By Tampa Tribune, Fla.
McClatchy-Tribune Information Services

Jan. 01--TALLAHASSEE -- A pillar of the Dade City community, a former state lawmaker, a former county attorney from San Antonio, a Dade City doctor and a man known as "Mr. Dixie Youth Baseball" were among the notable deaths of Pasco County residents in 2011. The Pasco Tribune looks back at some of the more well-known community leaders who died:

LOWELL HARRIS

Those who knew Lowell Harris well said he got angry only if he overheard someone speaking poorly about his friends or about Dade City, his beloved adopted hometown.
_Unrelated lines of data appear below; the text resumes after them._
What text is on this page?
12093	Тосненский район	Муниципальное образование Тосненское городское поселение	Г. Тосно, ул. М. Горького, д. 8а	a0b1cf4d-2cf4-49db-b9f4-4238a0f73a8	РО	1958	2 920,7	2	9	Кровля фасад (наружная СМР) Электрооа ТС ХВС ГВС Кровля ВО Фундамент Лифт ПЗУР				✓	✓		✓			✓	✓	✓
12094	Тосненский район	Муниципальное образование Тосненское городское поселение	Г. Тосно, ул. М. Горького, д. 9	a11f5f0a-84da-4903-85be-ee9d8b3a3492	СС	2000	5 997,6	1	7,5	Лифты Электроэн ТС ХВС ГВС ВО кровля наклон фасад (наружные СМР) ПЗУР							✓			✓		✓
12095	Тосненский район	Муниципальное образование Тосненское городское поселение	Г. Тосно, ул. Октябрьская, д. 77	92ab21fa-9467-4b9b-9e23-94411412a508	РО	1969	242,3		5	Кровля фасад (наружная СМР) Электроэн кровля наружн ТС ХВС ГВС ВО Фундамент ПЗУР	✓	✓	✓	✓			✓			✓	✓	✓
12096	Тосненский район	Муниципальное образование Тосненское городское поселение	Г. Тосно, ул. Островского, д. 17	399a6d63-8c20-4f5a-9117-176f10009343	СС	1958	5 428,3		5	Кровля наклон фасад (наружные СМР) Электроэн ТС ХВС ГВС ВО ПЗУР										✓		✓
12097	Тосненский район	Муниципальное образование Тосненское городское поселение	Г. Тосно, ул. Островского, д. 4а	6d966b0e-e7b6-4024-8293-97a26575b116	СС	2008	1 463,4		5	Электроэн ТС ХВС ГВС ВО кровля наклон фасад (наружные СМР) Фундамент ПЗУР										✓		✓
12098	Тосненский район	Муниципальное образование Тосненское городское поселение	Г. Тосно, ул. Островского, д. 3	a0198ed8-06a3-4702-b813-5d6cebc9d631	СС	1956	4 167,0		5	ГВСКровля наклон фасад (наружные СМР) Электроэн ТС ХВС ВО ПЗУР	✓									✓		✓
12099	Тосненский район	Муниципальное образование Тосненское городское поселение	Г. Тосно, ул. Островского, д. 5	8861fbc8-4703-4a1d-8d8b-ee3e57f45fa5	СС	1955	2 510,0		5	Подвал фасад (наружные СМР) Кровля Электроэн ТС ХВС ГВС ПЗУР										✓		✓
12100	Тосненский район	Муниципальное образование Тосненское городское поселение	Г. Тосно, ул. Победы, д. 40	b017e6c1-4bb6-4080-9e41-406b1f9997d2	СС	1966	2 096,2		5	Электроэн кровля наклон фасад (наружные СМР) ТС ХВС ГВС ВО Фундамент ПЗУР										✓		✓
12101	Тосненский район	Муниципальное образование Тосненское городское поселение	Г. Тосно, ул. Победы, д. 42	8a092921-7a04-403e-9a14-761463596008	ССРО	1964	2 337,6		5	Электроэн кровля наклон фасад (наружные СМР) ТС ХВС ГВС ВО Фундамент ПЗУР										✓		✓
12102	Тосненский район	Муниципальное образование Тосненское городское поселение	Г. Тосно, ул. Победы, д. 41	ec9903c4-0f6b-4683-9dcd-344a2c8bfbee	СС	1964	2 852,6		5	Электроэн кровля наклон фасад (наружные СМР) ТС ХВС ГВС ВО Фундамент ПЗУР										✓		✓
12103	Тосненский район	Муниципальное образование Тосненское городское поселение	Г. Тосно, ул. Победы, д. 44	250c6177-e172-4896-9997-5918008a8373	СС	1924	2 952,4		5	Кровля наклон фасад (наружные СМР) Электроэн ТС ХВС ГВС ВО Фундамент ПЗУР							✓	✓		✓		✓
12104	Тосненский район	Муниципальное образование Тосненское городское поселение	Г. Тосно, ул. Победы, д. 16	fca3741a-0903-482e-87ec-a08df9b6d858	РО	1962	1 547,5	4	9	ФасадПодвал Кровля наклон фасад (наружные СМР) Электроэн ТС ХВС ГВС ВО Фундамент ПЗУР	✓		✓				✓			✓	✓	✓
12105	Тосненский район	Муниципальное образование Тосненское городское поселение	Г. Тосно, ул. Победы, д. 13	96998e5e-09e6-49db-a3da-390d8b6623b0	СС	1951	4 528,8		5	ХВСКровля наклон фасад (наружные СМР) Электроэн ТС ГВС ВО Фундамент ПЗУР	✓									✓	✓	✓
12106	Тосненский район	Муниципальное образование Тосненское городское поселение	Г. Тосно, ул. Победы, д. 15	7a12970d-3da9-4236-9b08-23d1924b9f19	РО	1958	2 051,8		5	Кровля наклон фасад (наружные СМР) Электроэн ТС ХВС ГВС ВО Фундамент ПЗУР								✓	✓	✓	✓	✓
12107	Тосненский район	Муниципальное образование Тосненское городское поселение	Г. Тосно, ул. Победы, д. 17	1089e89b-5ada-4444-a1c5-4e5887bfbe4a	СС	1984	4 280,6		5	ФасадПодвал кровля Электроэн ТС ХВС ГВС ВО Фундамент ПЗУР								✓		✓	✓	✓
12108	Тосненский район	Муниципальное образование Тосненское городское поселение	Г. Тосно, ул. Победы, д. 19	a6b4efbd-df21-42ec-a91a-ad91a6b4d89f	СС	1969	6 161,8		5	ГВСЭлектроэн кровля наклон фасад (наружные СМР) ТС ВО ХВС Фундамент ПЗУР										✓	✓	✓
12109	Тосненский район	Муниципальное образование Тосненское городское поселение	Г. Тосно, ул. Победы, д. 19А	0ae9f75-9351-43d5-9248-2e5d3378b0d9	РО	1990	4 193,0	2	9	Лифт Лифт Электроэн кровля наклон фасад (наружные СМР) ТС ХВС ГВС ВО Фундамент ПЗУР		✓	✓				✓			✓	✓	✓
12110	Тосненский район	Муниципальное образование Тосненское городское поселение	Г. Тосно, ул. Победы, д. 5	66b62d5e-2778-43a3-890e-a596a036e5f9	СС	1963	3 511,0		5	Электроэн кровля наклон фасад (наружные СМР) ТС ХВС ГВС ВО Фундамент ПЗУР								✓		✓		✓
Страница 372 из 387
A longtime pharmacist, the Georgia native died Jan. 14 at age 76.

Harris was known for years as an upbeat presence behind the counter at Kiefer's Pharmacy, which was as much a safe, local hangout as a trusted drugstore.

Ralph Cumbee, president of First Community Bank of America in Dade City, grew up in Harris' Boy Scout troop. He characterized Harris as the "archetypical community person."

"He was really one of the pillars of the community, and that's putting it lightly," Cumbee told The Pasco Tribune after Harris' death in January.

Harris served on the city's Board of Commissioners and was a longtime member of the First United Methodist Church on Church Street.

He was involved in Rotary, served on the Community Aging and Retirement Services Inc. board of directors, volunteered with East and Central Pasco Habitat For Humanity and was involved with Dade City'sChamber of Commerce.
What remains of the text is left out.